Wir kannten es ja nicht anders. Man wühlte sich durch die Kontaktseiten der Fanzines, schrieb Briefe, telefonierte mit etlichen Leuten. Bei jener Tour im Winter 1991 reisten wir quer durchs Land, von London über Manchester und Birmingham bis Leeds und besuchten Fanzinemacher von »When Saturday Comes« oder »The Lion Roars«.
 
Was war denn das Besondere an diesen Fanzines?
Die britischen Fanzines waren damals ein Stück weit professioneller als die deutschen. Die hatten manchmal Auflagen von 15.000 Exemplaren. Sie waren auch ein Vorbild in Sachen Ironie und Humor. Vor dem Celtic Park rissen die Leute den Verkäufern das »Not The View« oder »Tiocfaidh ar la« (irisch, auf deutsch: »Unser Tag wird kommen«, d. Red.) regelrecht aus den Händen. Doch letztendlich waren wir auch dort oben, in England und Schottland, um Fußballspiele schauen. Die Reise, die im Celtic Park ihren Höhepunkt und ihr Ziel fand, war eine Reise durch Großbritanniens Stadien. Wir besuchten viele altehrwürdige Stätten, etwa den alten »Den«, um das Londoner Derby Millwall gegen West Ham zu sehen.
 
In den frühen neunziger Jahren waren solche Touren durch Großbritannien auch nicht ohne Risiko. Die »Millwall Bushwackers« und die »West Ham Inter City Firm« (ICF) galten in jener Zeit als die berüchtigtsten Hooligangruppen Europas. Hatten Sie keine Sorge um Ihre Gesundheit?

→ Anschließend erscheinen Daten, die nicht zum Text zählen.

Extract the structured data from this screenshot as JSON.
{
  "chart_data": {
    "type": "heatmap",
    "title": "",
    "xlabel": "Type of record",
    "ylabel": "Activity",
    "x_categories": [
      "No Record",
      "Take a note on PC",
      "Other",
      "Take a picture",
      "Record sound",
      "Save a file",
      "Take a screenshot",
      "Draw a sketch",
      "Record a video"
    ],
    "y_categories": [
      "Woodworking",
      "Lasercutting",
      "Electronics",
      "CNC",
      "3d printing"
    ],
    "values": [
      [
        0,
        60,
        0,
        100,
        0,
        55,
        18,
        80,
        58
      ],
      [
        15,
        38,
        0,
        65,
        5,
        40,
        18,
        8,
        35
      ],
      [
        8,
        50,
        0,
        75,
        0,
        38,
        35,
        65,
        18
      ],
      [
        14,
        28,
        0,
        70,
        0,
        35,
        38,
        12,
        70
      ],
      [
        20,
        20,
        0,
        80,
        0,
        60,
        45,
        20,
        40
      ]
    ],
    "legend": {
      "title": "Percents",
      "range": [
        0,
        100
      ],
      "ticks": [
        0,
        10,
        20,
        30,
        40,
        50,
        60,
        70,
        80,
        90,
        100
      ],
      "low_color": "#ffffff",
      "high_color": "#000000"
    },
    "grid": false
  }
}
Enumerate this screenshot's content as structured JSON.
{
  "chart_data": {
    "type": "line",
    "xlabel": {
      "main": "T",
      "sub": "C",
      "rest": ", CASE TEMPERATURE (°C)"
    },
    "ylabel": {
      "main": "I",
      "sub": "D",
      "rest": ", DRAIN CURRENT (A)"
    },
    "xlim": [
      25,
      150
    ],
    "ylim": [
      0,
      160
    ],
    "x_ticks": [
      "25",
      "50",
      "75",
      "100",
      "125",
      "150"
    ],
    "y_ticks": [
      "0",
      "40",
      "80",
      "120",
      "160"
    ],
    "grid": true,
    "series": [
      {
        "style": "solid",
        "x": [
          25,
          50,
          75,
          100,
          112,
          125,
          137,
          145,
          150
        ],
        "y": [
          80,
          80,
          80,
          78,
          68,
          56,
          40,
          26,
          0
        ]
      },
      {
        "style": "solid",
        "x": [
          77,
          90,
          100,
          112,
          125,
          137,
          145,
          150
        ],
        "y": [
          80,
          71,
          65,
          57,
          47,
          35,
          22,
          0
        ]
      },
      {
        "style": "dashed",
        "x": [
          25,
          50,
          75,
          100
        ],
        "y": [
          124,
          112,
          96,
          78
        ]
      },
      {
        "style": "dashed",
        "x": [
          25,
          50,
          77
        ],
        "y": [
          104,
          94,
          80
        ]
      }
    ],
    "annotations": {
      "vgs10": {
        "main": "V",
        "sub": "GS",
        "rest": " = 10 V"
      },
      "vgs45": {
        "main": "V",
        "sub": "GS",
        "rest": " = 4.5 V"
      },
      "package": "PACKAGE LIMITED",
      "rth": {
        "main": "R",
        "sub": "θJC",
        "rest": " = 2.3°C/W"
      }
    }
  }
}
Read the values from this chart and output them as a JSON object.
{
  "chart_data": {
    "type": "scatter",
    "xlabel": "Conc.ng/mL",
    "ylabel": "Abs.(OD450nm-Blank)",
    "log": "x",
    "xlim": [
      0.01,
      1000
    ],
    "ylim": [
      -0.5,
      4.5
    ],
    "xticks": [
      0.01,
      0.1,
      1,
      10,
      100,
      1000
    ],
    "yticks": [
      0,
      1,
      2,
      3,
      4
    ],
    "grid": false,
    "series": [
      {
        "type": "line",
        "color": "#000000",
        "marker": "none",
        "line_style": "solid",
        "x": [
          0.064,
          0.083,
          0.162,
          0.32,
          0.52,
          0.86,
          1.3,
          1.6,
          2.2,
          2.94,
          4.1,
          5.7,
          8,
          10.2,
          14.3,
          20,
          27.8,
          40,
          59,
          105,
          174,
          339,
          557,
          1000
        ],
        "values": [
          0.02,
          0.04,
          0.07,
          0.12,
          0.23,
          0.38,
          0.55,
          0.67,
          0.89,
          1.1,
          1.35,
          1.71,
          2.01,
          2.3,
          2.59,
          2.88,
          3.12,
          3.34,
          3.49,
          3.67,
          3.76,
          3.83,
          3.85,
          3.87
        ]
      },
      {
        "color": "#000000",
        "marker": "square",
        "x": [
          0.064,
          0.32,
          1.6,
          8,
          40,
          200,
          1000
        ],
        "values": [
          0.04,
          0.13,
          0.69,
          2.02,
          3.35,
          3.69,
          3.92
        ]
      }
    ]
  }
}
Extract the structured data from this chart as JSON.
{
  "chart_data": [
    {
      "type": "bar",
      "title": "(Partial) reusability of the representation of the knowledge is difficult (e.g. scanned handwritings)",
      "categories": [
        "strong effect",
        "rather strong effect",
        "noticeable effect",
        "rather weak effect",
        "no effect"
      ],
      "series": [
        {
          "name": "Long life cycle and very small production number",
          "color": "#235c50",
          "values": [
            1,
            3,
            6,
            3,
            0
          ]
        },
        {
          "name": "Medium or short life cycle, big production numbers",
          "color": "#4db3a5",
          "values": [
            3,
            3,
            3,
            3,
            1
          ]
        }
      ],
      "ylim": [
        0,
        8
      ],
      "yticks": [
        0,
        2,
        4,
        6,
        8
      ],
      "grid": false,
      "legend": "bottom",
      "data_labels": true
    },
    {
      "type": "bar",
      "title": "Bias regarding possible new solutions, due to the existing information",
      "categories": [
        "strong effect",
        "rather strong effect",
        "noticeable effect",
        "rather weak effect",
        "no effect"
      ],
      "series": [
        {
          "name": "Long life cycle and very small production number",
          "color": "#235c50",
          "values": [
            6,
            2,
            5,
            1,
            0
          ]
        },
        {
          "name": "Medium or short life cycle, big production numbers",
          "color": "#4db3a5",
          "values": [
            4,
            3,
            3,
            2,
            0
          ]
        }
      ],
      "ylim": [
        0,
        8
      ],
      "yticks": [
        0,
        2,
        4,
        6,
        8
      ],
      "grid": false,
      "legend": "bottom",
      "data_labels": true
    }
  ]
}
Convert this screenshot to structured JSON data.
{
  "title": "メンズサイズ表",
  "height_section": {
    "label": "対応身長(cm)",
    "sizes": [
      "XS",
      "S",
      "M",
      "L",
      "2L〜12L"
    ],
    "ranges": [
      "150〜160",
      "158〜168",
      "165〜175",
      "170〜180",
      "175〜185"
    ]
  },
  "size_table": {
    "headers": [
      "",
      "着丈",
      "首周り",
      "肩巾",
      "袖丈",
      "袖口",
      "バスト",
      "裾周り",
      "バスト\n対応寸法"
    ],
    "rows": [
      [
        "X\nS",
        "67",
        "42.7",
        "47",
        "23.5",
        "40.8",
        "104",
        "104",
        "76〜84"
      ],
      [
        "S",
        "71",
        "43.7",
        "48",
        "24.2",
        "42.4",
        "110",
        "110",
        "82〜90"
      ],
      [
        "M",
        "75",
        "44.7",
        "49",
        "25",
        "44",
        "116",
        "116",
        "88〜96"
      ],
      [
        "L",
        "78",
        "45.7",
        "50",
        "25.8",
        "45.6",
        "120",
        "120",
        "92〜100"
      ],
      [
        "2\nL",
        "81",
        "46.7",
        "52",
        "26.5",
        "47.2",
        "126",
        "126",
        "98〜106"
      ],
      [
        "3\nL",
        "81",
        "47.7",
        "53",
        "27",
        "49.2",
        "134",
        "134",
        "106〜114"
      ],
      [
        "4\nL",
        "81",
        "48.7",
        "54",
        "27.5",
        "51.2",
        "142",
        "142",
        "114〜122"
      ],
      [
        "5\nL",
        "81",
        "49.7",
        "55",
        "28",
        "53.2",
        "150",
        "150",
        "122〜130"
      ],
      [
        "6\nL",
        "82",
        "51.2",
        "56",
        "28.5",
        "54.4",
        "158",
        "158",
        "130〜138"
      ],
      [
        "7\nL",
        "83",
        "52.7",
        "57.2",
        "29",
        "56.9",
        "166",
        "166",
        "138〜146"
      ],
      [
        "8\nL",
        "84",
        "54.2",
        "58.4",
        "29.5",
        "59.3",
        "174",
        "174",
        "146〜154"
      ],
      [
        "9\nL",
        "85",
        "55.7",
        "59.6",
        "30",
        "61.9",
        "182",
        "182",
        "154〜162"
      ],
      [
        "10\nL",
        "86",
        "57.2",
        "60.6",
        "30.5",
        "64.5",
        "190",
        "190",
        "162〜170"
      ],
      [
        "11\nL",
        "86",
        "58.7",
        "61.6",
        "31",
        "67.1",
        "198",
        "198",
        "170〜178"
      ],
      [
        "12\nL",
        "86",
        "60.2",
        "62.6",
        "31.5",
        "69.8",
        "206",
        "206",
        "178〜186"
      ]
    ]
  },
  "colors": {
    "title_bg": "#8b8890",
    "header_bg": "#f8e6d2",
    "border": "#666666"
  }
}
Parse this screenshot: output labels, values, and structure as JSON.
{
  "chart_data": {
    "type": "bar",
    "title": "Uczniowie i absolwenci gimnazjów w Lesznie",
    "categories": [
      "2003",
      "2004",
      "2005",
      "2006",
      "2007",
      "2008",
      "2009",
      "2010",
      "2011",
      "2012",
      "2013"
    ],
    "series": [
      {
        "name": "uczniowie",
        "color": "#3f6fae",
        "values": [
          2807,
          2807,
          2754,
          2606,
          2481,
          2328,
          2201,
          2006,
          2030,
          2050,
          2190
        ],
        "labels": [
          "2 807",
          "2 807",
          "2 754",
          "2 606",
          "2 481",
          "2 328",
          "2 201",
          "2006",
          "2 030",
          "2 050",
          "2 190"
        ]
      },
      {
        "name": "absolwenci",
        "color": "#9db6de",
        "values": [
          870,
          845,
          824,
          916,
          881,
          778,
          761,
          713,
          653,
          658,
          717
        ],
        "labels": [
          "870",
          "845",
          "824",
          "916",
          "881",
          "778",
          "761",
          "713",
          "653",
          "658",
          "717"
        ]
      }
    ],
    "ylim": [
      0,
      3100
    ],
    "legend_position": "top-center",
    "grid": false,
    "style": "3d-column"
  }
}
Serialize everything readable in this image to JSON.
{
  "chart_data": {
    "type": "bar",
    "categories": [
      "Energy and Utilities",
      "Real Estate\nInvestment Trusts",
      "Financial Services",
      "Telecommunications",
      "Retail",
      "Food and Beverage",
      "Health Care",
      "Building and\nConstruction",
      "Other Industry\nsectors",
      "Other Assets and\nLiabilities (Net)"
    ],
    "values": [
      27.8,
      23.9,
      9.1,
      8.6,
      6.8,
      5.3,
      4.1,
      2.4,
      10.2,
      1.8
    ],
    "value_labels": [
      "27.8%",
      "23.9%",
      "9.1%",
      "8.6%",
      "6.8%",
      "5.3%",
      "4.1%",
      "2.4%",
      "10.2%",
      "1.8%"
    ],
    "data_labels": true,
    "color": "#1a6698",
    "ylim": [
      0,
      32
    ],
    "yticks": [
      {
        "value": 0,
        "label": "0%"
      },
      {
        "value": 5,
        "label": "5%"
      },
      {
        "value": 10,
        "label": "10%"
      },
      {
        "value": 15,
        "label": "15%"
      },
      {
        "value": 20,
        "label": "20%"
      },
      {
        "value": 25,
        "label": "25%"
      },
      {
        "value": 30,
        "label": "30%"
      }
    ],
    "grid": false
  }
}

Ich erinnere mich noch, dass wir vor jenem Spiel an einem Schwarzmarktstand lehnten und uns einen Millwall-Schal anschauten. Plötzlich hörten wir einen höllischen Lärm. Ein 600-Mann-Mob der IFC bog um die Ecke. Wir legten den Schal schnell zur Seite und machten Platz. Glücklicherweise hatten die ein anderes Ziel: Die Millwall-Kneipe einen Block weiter, die sie komplett zerlegten. Es entstand eine Straßenschlacht, Fans gegen Fans, mittendrin berittene Polizei.
 
Kannten Sie diese Gewalt aus deutschen Stadien?
So extrem nicht. In Glasgow war es ja noch krasser. Nachdem wir in Leeds waren, besuchten wir Gerry vom Fanzine »Not The View«. Der hatte uns einen Tag vor unserer Abreise eine Einladung geschickt. Am Abend sind wir in eine Kneipe gegangen, »Bairds Bar«, ein mieses Absturzloch. Im Laufe des Abends wurde direkt vor dem Eingang jemand erstochen. Die Leute sind wieder in die Kneipe und haben weitergetrunken, als wäre nichts passiert. Gespenstisch.